Is fetal heart rate monitoring perfect? Hardly, but the problem with monitoring is that it may indicate fetal distress when the baby is not distressed. In contrast, it is extremely reliable when a baby is experiencing oxygen deprivation. In other words, electronic fetal monitoring may lead to unnecessary C-sections, but if your baby is really in distress, it won’t miss it. So when a woman chooses homebirth “to avoid a C-section,” she is making a tradeoff. By avoiding electronic fetal monitoring, she is reducing the chance that she will will have an unnecessary C-section, but she is increasing the chance that her baby will suffocate to death without her midwife having any idea it is happening.

Moreover, the damage to the baby’s brain does not end when the baby is born, even if the baby is then getting enough oxygen, but with head cooling therapy, some of that additional damage can be prevented:

The implementation of hypothermia for the treatment of neonatal encephalopathy is a milestone in neonatal medicine and represents the culmination of research spanning decades that has proved the potential for neural rescue after “perinatal asphyxia.” The recognition that this therapy improves early childhood outcomes has accelerated the pace of investigations to find other brain-oriented treatments. The fact that greater than 40% of neonates undergoing hypothermia treatment still develop adverse neurologic outcomes underscores the need to further understand the underlying processes in neonatal encephalopathy…

Lately, there’s been a lot of discussion in the mainstream media about the increased risk of death at American homebirth. Unfortunately, there has been little or no research on brain injuries resulting from homebirth because, amazingly enough, homebirth midwives don’t bother to track brain injuries. They boast about breastfeeding rates, and ignore brain damage, which gives insight to their priorities.
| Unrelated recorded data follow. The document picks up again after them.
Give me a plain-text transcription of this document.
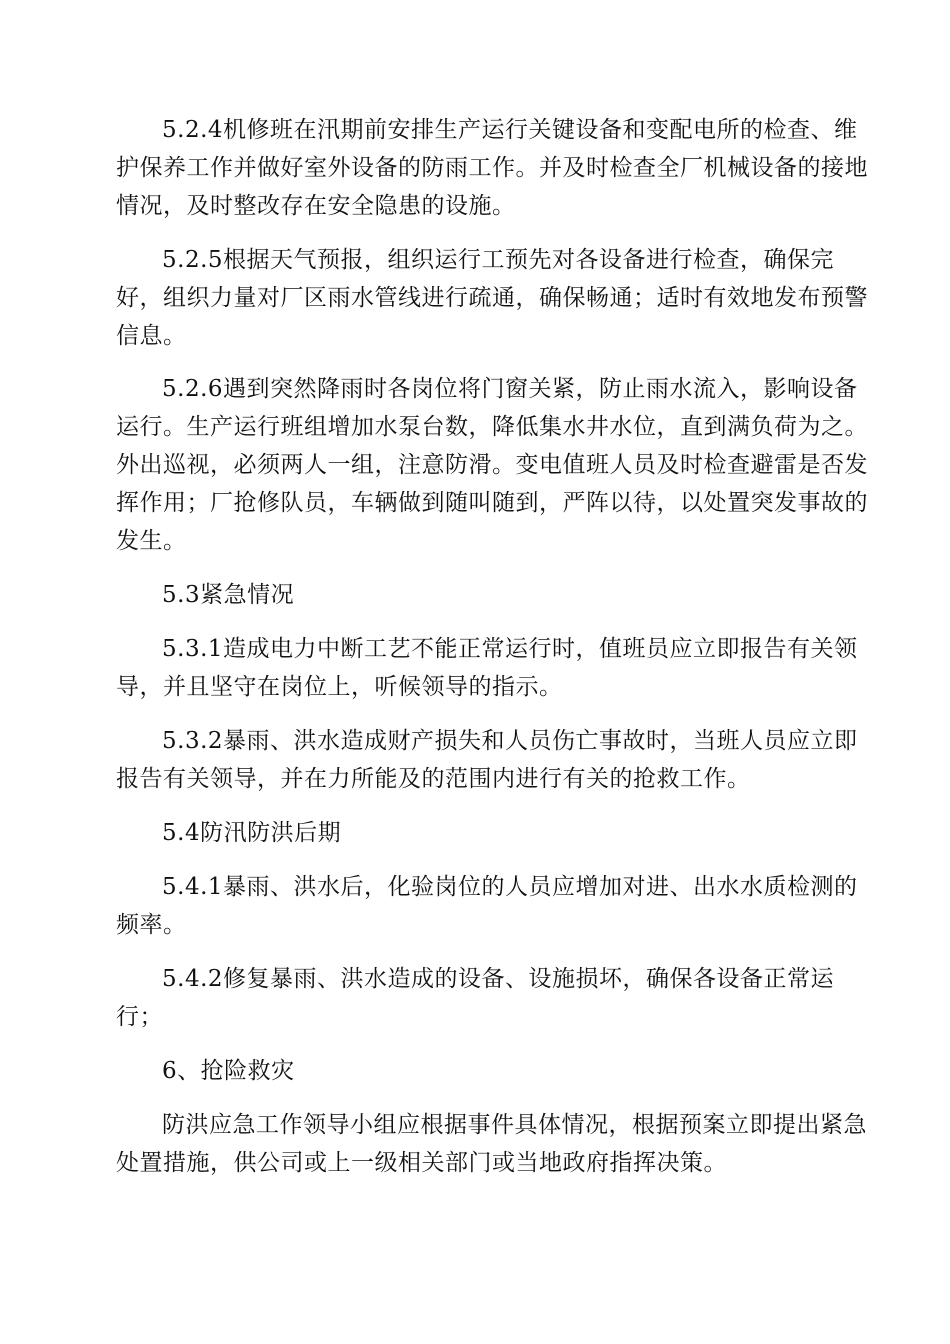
5.2.4机修班在汛期前安排生产运行关键设备和变配电所的检查、维
护保养工作并做好室外设备的防雨工作。并及时检查全厂机械设备的接地
情况，及时整改存在安全隐患的设施。
5.2.5根据天气预报，组织运行工预先对各设备进行检查，确保完
好，组织力量对厂区雨水管线进行疏通，确保畅通；适时有效地发布预警
信息。
5.2.6遇到突然降雨时各岗位将门窗关紧，防止雨水流入，影响设备
运行。生产运行班组增加水泵台数，降低集水井水位，直到满负荷为之。
外出巡视，必须两人一组，注意防滑。变电值班人员及时检查避雷是否发
挥作用；厂抢修队员，车辆做到随叫随到，严阵以待，以处置突发事故的
发生。
5.3紧急情况
5.3.1造成电力中断工艺不能正常运行时，值班员应立即报告有关领
导，并且坚守在岗位上，听候领导的指示。
5.3.2暴雨、洪水造成财产损失和人员伤亡事故时，当班人员应立即
报告有关领导，并在力所能及的范围内进行有关的抢救工作。
5.4防汛防洪后期
5.4.1暴雨、洪水后，化验岗位的人员应增加对进、出水水质检测的
频率。
5.4.2修复暴雨、洪水造成的设备、设施损坏，确保各设备正常运
行；
6、抢险救灾
防洪应急工作领导小组应根据事件具体情况，根据预案立即提出紧急
处置措施，供公司或上一级相关部门或当地政府指挥决策。
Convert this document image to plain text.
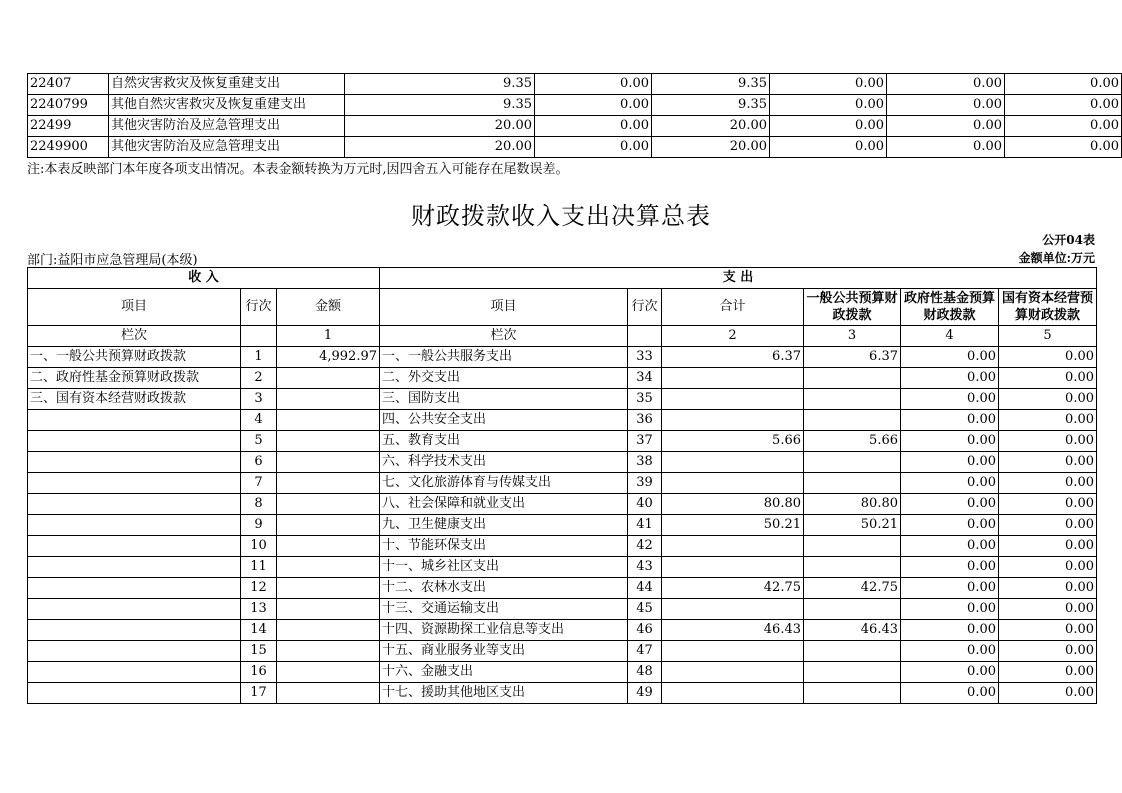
22407	自然灾害救灾及恢复重建支出	9.35	0.00	9.35	0.00	0.00	0.00
2240799	其他自然灾害救灾及恢复重建支出	9.35	0.00	9.35	0.00	0.00	0.00
22499	其他灾害防治及应急管理支出	20.00	0.00	20.00	0.00	0.00	0.00
2249900	其他灾害防治及应急管理支出	20.00	0.00	20.00	0.00	0.00	0.00
注:本表反映部门本年度各项支出情况。本表金额转换为万元时,因四舍五入可能存在尾数误差。
财政拨款收入支出决算总表
公开04表
部门:益阳市应急管理局(本级)	金额单位:万元
收 入			支 出					
项目	行次	金额	项目	行次	合计	一般公共预算财政拨款	政府性基金预算财政拨款	国有资本经营预算财政拨款
栏次		1	栏次		2	3	4	5
一、一般公共预算财政拨款	1	4,992.97	一、一般公共服务支出	33	6.37	6.37	0.00	0.00
二、政府性基金预算财政拨款	2		二、外交支出	34			0.00	0.00
三、国有资本经营财政拨款	3		三、国防支出	35			0.00	0.00
	4		四、公共安全支出	36			0.00	0.00
	5		五、教育支出	37	5.66	5.66	0.00	0.00
	6		六、科学技术支出	38			0.00	0.00
	7		七、文化旅游体育与传媒支出	39			0.00	0.00
	8		八、社会保障和就业支出	40	80.80	80.80	0.00	0.00
	9		九、卫生健康支出	41	50.21	50.21	0.00	0.00
	10		十、节能环保支出	42			0.00	0.00
	11		十一、城乡社区支出	43			0.00	0.00
	12		十二、农林水支出	44	42.75	42.75	0.00	0.00
	13		十三、交通运输支出	45			0.00	0.00
	14		十四、资源勘探工业信息等支出	46	46.43	46.43	0.00	0.00
	15		十五、商业服务业等支出	47			0.00	0.00
	16		十六、金融支出	48			0.00	0.00
	17		十七、援助其他地区支出	49			0.00	0.00
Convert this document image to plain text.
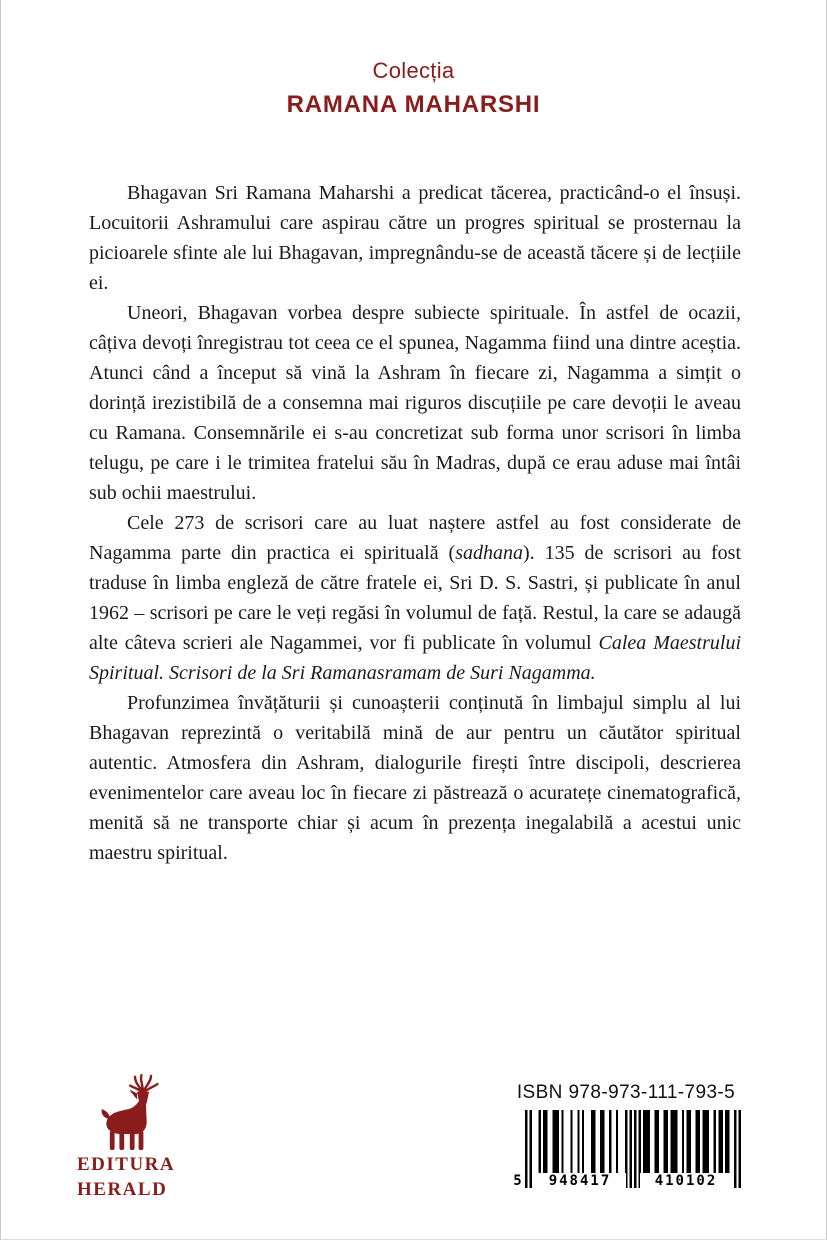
Colecția
RAMANA MAHARSHI

Bhagavan Sri Ramana Maharshi a predicat tăcerea, practicând-o el însuși. Locuitorii Ashramului care aspirau către un progres spiritual se prosternau la picioarele sfinte ale lui Bhagavan, impregnându-se de această tăcere și de lecțiile ei.

Uneori, Bhagavan vorbea despre subiecte spirituale. În astfel de ocazii, câțiva devoți înregistrau tot ceea ce el spunea, Nagamma fiind una dintre aceștia. Atunci când a început să vină la Ashram în fiecare zi, Nagamma a simțit o dorință irezistibilă de a consemna mai riguros discuțiile pe care devoții le aveau cu Ramana. Consemnările ei s-au concretizat sub forma unor scrisori în limba telugu, pe care i le trimitea fratelui său în Madras, după ce erau aduse mai întâi sub ochii maestrului.

Cele 273 de scrisori care au luat naștere astfel au fost considerate de Nagamma parte din practica ei spirituală (sadhana). 135 de scrisori au fost traduse în limba engleză de către fratele ei, Sri D. S. Sastri, și publicate în anul 1962 – scrisori pe care le veți regăsi în volumul de față. Restul, la care se adaugă alte câteva scrieri ale Nagammei, vor fi publicate în volumul Calea Maestrului Spiritual. Scrisori de la Sri Ramanasramam de Suri Nagamma.

Profunzimea învățăturii și cunoașterii conținută în limbajul simplu al lui Bhagavan reprezintă o veritabilă mină de aur pentru un căutător spiritual autentic. Atmosfera din Ashram, dialogurile firești între discipoli, descrierea evenimentelor care aveau loc în fiecare zi păstrează o acuratețe cinematografică, menită să ne transporte chiar și acum în prezența inegalabilă a acestui unic maestru spiritual.

EDITURA
HERALD
ISBN 978-973-111-793-5
5	948417	410102
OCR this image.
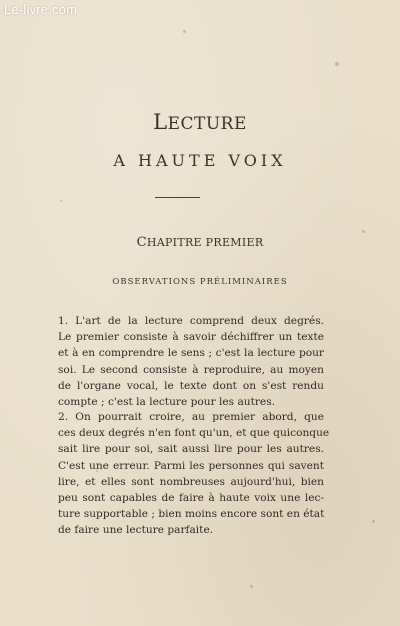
Le-livre.com
LECTURE
A HAUTE VOIX
CHAPITRE PREMIER
OBSERVATIONS PRÉLIMINAIRES
1. L'art de la lecture comprend deux degrés.
Le premier consiste à savoir déchiffrer un texte
et à en comprendre le sens ; c'est la lecture pour
soi. Le second consiste à reproduire, au moyen
de l'organe vocal, le texte dont on s'est rendu
compte ; c'est la lecture pour les autres.
2. On pourrait croire, au premier abord, que
ces deux degrés n'en font qu'un, et que quiconque
sait lire pour soi, sait aussi lire pour les autres.
C'est une erreur. Parmi les personnes qui savent
lire, et elles sont nombreuses aujourd'hui, bien
peu sont capables de faire à haute voix une lec-
ture supportable ; bien moins encore sont en état
de faire une lecture parfaite.
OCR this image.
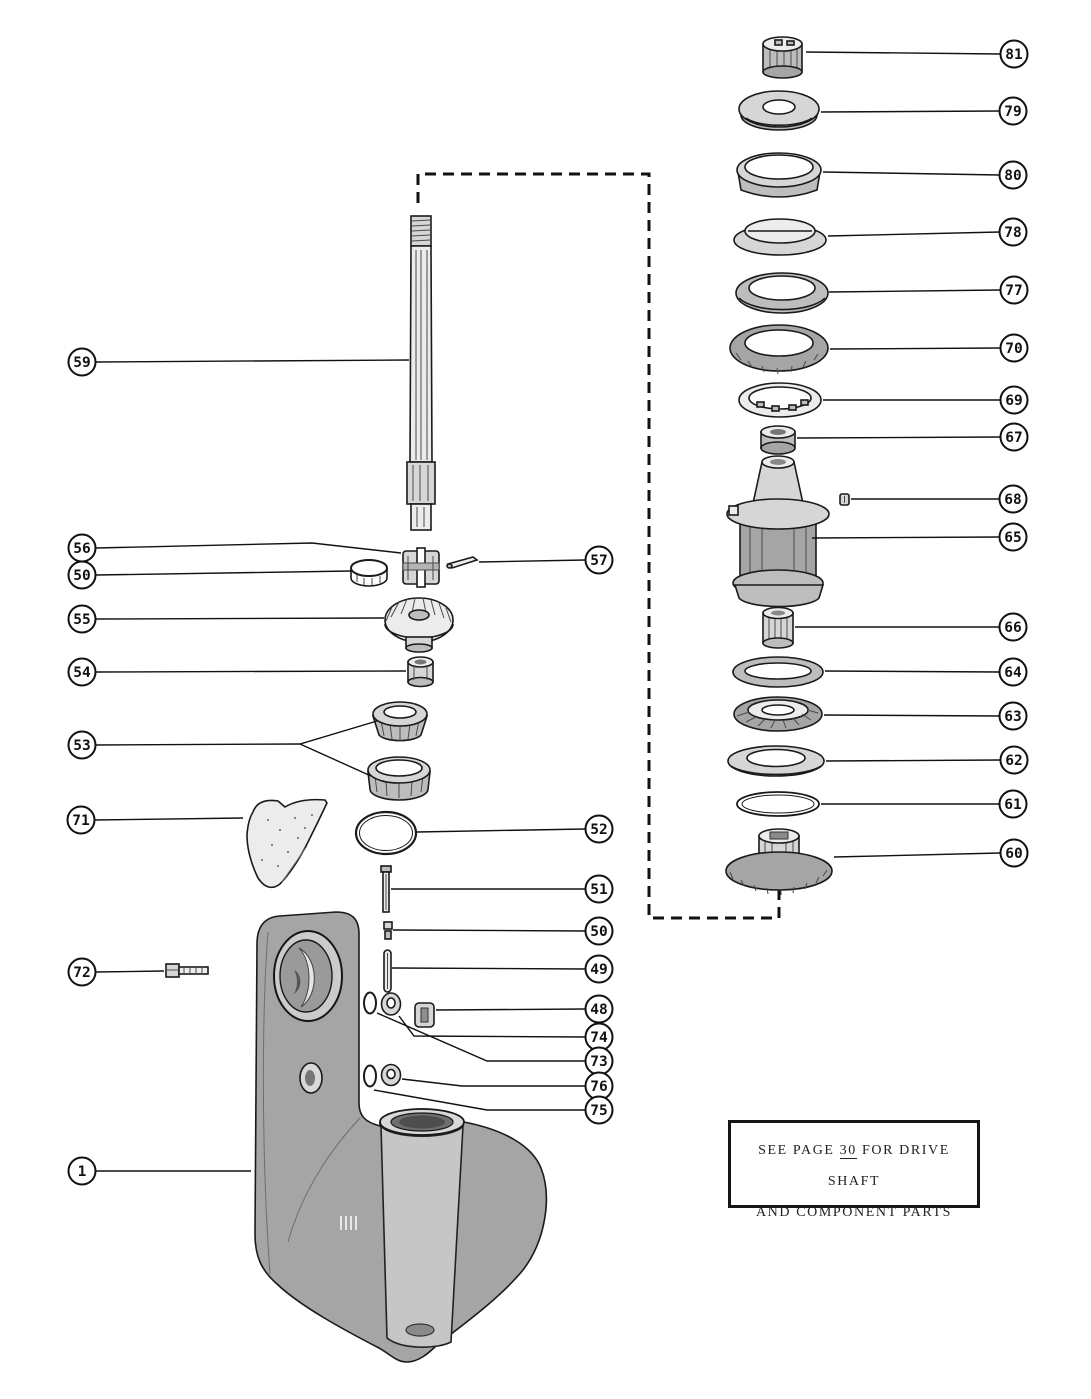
59
56
50
55
54
53
71
72
1
57
52
51
50
49
48
74
73
76
75
81
79
80
78
77
70
69
67
68
65
66
64
63
62
61
60
SEE PAGE 30 FOR DRIVE SHAFT
AND COMPONENT PARTS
Brain damage to your baby is a very real consequence of homebirth, and American homebirth midwives can’t be bothered to assess the scale of the problem, let alone prevent or treat it.

Women who choose homebirth are putting their babies brains at risk. How does the baby experience this? Elizabeth Heineman provides a vivid description of what she believes her baby suffered before dying during homebirth:

[The] brain, deprived of oxygen, each cell suffocating, withering into itself, crumpling, collapsing, but still struggling, alerting the nerves that something was terribly wrong. The nerves suddenly plunged into burning acid, receiving the frantic message, send­ing that information in a useless loop back to the very brain that was under siege. The brain screaming in increasing des­peration to the lungs that they should try something, anything. The lungs naively expanding, opening, to pull in relief, to pull in the cool air whose oxygen molecules it will quickly trans­mit to the bluish blood, re-reddening it, re-energizing it, so the blood can rush to the brain, restore it. The lungs instead getting meconium-filled amniotic fluid, choking the blood by transmitting precisely nothing, the blood by now dead but still pumped by the heart that hasn’t yet learned that it is all over, the heart sending the useless blood to the brain cells now wrung dry as they complete the act of withering, crumpling, collaps­ing …

Thinking about homebirth? Think again.